Nessa altura, o cacarejar dos meninos corria espaçado por compridos silêncios, risadas constrangidas e sons de tabefes sem convicção. Um joguinho de sedução. Nem me dei ao trabalho de imaginar o que poderiam estar experimentando nos desvãos da vizinhança. Nem importava. Importava tão somente minha estranha certeza de que eles estavam ali dando alguns tímidos passos, primeiros tímidos passos em direção a um mundo sonhado maior. Talvez porque tenha sido assim comigo. Talvez porque seja assim com todos. Será? Nem sei. Um mundo sonhado maior, ampliado, em permanente expansão. Maior que qualquer coisa. Nem sei o quê. Pois nem sei quem são, que bagagem carregam além do sotaque carregado do interior dessa Minas – Minas que é toda interior.

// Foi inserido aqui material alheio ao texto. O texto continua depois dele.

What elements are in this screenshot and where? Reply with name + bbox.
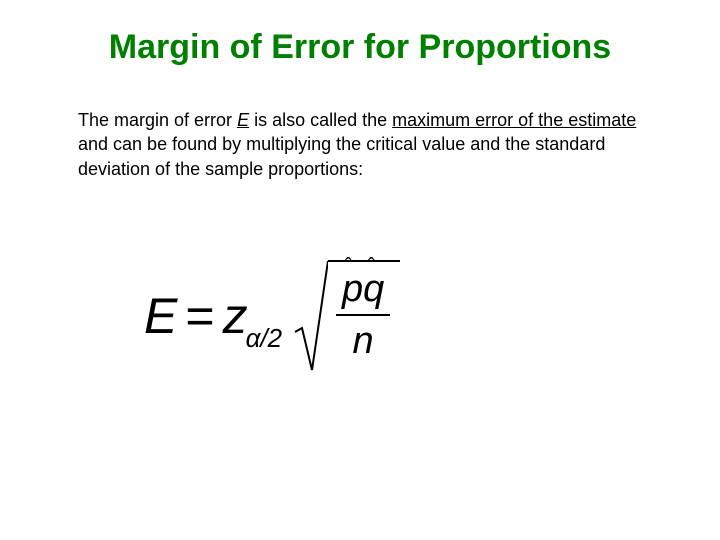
radicand: ˆ ˆ pq n [328, 260, 400, 368]
p-hat-icon: ˆ [345, 256, 352, 276]
formula-E: E [144, 287, 177, 345]
body-paragraph: The margin of error E is also called the… [78, 108, 656, 181]
formula-sqrt: ˆ ˆ pq n [294, 260, 400, 372]
fraction-bar [336, 314, 390, 316]
formula-equals: = [177, 287, 222, 345]
slide-title: Margin of Error for Proportions [0, 28, 720, 67]
radical-path [295, 261, 328, 370]
body-text-1: The margin of error [78, 110, 237, 130]
slide: Margin of Error for Proportions The marg… [0, 0, 720, 540]
fraction-numerator: ˆ ˆ pq [342, 270, 384, 308]
radical-sign [294, 260, 328, 372]
formula: E = z α/2 ˆ ˆ pq n [144, 260, 400, 372]
body-text-2: is also called the [249, 110, 392, 130]
q-hat-icon: ˆ [368, 256, 375, 276]
body-max-error-term: maximum error of the estimate [392, 110, 636, 130]
body-text-3: and can be found by multiplying the crit… [78, 134, 605, 178]
formula-left: E = z α/2 [144, 287, 290, 345]
formula-z: z [223, 287, 248, 345]
body-E-symbol: E [237, 110, 249, 130]
formula-alpha-half: α/2 [246, 323, 283, 354]
radical-svg [294, 260, 328, 372]
fraction-denominator: n [353, 322, 374, 360]
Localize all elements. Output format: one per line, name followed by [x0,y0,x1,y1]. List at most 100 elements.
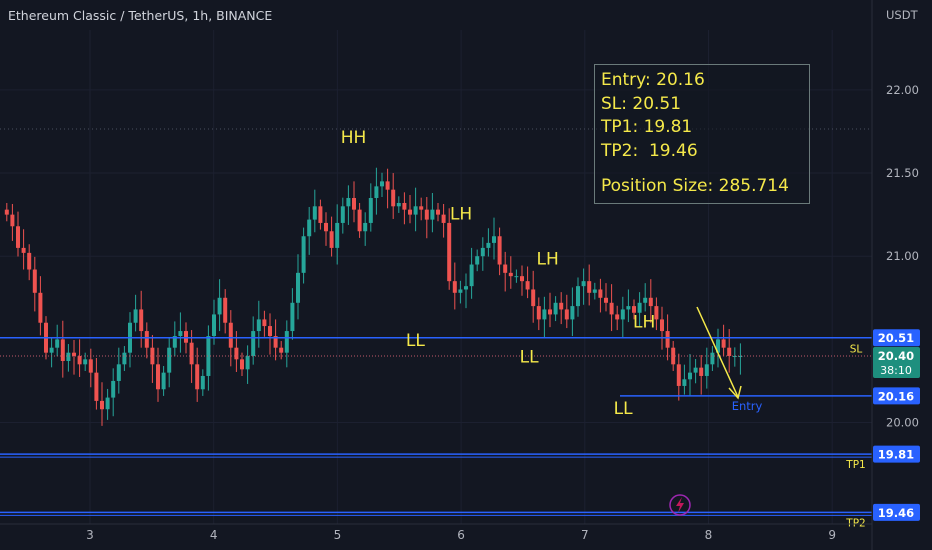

Eram meninos e sua balbúrdia tolinha já quase me embalava. Eram meninos e meninas e sua vontade de estar juntos, de ser outra coisa, de dar um passo para fora do quintal já me enternecia. Eram meninos crescendo e eu consegui me deixar tocar por sua força resoluta, por sua crueza e inocência, por sua imaginada crença em algum mundo maior que o quintal acanhado, que a ruela em curva ascendente, que a cidadezinha interiorana, que seus corpos, que já deixaram de ser corpos de criança. Então, consegui dormir.

Consegui dormir em paz por tê-los deixado em paz, por não atrapalhar seus primeiros passos, por não intimidá-los. Consegui dormir apesar de viver teimando em recordar a fúria que me rasgava, uma falta maior que o deserto do Saara, uma solidão rascante, uma vontade de bater a porta atrás de mim e ir para não sei onde. No fim das contas, entre um balde d’água fria ali e outro acolá, como os persistentes comboios caninos e seus séqüitos de infantes irreverentes, talvez tenha sido isso exatamente o que fiz.